Gli over 65 confermano una maggiore sensibilità al tema, raggiungendo una copertura del 45%. Tuttavia, il dato crolla drasticamente tra i sessantenni (19%) e rimane contenuto nella fascia pediatrica (6 mesi – 6 anni), dove solo un bambino su quattro è stato vaccinato. «La vaccinazione non è una scelta di tutela del singolo, ma un gesto di responsabilità verso la comunità», ha dichiarato il Direttore Generale dell’ASP, Giuseppe Drago. Il timore dei vertici sanitari è chiaro: l’ondata di picco influenzale rischia di congestionare i Pronto Soccorso, sottraendo risorse preziose alle emergenze critiche e ai pazienti più complessi.

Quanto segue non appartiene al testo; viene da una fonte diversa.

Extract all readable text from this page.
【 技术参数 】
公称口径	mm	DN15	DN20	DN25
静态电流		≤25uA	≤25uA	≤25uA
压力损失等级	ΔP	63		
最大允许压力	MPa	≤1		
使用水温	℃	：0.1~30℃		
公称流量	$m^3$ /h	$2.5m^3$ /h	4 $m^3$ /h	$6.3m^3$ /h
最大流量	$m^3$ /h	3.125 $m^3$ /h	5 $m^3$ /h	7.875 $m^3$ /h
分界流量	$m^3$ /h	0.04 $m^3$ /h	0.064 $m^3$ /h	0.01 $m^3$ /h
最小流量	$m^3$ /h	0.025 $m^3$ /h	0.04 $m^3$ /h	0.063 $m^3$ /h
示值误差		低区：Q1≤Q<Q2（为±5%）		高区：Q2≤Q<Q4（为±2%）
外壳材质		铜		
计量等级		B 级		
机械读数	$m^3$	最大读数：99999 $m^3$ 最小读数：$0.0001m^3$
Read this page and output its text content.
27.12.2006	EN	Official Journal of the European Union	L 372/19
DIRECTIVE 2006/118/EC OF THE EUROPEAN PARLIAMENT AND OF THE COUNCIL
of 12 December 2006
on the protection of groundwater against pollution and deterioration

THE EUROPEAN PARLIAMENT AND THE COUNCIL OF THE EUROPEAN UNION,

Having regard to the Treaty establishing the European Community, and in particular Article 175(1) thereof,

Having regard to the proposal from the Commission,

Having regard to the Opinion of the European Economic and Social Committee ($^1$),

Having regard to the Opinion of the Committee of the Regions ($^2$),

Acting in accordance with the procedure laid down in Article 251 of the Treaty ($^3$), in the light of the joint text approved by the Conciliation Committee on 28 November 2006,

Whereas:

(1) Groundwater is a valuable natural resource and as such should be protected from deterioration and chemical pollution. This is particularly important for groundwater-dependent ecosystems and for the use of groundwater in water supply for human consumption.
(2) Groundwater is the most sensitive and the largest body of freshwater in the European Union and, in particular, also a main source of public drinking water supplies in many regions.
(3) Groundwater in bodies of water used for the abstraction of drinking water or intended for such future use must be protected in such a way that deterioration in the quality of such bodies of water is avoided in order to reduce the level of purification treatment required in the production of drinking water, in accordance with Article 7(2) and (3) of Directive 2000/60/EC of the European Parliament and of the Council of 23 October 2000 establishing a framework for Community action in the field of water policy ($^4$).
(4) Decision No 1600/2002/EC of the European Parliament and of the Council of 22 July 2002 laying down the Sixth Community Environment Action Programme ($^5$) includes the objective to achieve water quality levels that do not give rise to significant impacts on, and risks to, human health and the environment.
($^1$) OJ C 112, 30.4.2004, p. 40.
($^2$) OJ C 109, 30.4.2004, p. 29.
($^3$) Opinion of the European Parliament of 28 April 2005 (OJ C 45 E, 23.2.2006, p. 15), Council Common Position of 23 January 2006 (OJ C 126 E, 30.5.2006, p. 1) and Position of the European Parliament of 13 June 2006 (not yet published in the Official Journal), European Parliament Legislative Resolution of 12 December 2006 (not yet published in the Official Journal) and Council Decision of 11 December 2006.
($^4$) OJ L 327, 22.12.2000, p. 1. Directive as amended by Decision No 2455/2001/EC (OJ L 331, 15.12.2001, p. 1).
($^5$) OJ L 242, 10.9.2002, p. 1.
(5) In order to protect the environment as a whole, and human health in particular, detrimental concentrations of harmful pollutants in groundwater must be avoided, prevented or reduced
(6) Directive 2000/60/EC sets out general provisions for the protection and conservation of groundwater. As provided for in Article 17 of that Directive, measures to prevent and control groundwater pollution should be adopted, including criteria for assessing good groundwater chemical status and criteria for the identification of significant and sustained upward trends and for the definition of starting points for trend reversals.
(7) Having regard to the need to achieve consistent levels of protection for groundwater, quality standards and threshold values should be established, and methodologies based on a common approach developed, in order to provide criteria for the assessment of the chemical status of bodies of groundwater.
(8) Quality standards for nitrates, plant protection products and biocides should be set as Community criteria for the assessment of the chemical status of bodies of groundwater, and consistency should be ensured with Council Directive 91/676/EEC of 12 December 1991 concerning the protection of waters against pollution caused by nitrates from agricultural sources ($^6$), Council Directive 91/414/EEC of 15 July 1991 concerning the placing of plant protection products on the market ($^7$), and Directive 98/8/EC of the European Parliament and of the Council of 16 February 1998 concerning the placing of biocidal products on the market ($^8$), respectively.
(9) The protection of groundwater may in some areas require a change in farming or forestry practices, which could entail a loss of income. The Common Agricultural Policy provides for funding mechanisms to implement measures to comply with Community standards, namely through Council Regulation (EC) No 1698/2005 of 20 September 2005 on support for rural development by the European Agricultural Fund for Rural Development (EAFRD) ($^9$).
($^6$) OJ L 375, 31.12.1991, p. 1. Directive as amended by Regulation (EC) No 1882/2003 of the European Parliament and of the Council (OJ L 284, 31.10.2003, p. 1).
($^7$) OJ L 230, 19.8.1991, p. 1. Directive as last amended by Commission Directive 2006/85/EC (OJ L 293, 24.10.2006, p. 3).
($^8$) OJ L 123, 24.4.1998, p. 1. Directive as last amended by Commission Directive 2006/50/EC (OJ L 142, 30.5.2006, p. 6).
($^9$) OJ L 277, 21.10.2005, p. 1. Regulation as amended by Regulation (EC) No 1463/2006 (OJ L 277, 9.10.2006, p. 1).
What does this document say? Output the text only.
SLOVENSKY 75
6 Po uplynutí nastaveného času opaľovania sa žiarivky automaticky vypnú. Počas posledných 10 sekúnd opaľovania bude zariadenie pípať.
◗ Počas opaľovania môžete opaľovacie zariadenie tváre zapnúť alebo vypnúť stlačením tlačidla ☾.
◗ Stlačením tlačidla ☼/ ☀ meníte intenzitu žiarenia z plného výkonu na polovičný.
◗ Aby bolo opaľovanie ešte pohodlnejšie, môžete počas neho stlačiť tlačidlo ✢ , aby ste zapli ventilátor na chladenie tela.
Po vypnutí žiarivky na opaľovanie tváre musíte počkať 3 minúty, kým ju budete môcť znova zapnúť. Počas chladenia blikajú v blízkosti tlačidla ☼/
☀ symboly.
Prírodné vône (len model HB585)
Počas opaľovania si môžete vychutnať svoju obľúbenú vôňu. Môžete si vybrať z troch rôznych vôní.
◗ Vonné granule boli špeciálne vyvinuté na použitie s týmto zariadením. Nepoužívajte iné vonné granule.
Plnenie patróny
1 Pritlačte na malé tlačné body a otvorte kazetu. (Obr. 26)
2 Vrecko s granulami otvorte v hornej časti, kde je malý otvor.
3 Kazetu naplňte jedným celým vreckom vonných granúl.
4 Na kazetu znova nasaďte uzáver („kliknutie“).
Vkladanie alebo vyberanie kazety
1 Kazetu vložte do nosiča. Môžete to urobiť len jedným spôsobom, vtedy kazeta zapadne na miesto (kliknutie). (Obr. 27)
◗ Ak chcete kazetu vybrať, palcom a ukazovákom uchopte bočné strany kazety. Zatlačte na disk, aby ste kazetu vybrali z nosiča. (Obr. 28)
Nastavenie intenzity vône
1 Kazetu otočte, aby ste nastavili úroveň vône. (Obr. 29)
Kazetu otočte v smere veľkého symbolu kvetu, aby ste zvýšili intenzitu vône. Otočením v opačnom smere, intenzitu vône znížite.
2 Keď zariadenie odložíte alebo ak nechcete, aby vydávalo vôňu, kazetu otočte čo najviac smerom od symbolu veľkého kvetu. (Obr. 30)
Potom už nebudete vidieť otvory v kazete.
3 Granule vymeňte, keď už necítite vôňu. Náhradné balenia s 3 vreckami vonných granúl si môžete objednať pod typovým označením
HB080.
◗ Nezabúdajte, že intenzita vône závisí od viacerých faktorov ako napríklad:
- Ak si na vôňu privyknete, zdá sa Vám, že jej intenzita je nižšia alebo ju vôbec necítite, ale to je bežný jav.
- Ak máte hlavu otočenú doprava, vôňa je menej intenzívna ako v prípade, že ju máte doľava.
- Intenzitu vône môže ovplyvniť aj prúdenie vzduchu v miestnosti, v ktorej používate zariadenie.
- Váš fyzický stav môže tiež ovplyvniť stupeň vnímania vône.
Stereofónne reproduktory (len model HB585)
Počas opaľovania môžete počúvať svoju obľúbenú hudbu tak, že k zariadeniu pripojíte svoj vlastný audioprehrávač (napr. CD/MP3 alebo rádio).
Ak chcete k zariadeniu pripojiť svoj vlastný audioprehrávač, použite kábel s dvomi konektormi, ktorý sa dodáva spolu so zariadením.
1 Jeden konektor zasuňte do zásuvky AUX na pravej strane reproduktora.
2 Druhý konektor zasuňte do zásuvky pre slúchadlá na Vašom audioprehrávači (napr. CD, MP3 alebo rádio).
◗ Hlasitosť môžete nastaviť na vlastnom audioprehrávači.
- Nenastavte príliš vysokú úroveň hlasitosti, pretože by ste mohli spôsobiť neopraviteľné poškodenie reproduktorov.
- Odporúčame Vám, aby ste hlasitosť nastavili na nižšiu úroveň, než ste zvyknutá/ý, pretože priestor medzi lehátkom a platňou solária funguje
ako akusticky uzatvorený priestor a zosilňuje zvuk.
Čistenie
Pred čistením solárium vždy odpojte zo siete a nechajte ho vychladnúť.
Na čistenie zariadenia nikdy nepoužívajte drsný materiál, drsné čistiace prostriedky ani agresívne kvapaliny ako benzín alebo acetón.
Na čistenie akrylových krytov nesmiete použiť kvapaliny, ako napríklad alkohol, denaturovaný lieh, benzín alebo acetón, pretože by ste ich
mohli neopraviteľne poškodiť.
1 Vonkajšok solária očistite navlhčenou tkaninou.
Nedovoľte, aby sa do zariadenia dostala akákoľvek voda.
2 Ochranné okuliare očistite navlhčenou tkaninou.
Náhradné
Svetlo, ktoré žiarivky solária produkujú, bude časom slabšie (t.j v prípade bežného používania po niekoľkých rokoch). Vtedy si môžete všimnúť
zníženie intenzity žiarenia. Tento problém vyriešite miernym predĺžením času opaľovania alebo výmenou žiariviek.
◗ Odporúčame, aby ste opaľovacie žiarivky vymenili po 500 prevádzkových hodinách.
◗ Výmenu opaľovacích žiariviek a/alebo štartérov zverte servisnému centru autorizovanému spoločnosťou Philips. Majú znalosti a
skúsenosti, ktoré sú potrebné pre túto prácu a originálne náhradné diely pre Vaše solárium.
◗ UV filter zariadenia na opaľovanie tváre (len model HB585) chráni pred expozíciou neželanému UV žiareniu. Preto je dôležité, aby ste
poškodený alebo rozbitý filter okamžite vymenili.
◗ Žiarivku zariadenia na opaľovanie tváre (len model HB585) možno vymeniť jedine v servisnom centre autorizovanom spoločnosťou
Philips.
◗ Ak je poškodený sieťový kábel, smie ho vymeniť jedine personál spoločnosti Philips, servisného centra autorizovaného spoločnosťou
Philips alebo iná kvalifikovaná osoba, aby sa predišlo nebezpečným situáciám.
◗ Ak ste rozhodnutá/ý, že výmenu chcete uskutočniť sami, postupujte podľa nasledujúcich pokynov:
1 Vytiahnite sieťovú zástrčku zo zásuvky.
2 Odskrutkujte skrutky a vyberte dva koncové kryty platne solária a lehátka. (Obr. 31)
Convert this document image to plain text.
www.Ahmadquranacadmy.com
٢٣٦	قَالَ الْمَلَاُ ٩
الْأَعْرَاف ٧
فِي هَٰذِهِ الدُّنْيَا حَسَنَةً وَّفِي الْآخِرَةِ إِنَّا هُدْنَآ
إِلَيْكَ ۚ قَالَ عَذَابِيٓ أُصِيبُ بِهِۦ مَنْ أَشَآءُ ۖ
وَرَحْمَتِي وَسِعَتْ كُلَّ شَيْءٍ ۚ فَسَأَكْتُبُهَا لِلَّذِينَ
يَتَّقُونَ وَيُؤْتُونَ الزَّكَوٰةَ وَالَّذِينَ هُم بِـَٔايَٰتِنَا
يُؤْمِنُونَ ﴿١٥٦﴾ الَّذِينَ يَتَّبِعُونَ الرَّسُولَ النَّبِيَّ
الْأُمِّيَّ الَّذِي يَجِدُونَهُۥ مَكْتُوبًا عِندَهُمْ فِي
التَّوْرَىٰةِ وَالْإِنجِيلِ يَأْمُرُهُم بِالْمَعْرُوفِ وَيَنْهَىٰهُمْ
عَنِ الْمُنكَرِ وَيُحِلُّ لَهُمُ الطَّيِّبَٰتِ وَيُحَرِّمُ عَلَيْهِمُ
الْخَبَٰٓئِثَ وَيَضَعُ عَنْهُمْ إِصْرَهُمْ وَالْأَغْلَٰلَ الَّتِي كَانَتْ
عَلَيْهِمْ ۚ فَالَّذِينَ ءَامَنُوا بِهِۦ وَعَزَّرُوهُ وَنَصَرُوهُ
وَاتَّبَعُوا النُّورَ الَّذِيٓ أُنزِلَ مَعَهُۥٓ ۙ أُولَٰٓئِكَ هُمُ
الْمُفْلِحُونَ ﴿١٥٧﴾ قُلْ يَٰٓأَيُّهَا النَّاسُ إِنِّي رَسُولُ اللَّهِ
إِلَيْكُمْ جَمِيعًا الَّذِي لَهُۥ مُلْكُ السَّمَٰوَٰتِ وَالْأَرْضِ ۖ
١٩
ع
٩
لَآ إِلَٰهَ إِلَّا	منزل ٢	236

Nonostante la stagione sia già entrata nel vivo, gli esperti dell’ASP rassicurano: vaccinarsi ora è ancora utile. Secondo il Direttore del Dipartimento di Prevenzione, Giuseppe Smecca, e la responsabile di Epidemiologia, Sonia Cilia, il vaccino resta l’unico scudo efficace per evitare le forme gravi della malattia che portano al ricovero. Per facilitare l’accesso ai cittadini, l’ASP ha messo in campo una strategia di prossimità che proseguirà fino al 28 febbraio.
Oltre ai medici di base e alle farmacie, i centri vaccinali di Ragusa, Modica e Vittoria hanno attivato la formula dell’Open Day: ogni mercoledì pomeriggio e sabato mattina sarà possibile ricevere la dose senza alcuna prenotazione. L’obiettivo è superare la soglia critica del 20% prima che l’inverno raggiunga il suo apice termico, garantendo così una “corsia preferenziale” di sicurezza per le strutture ospedaliere del territorio.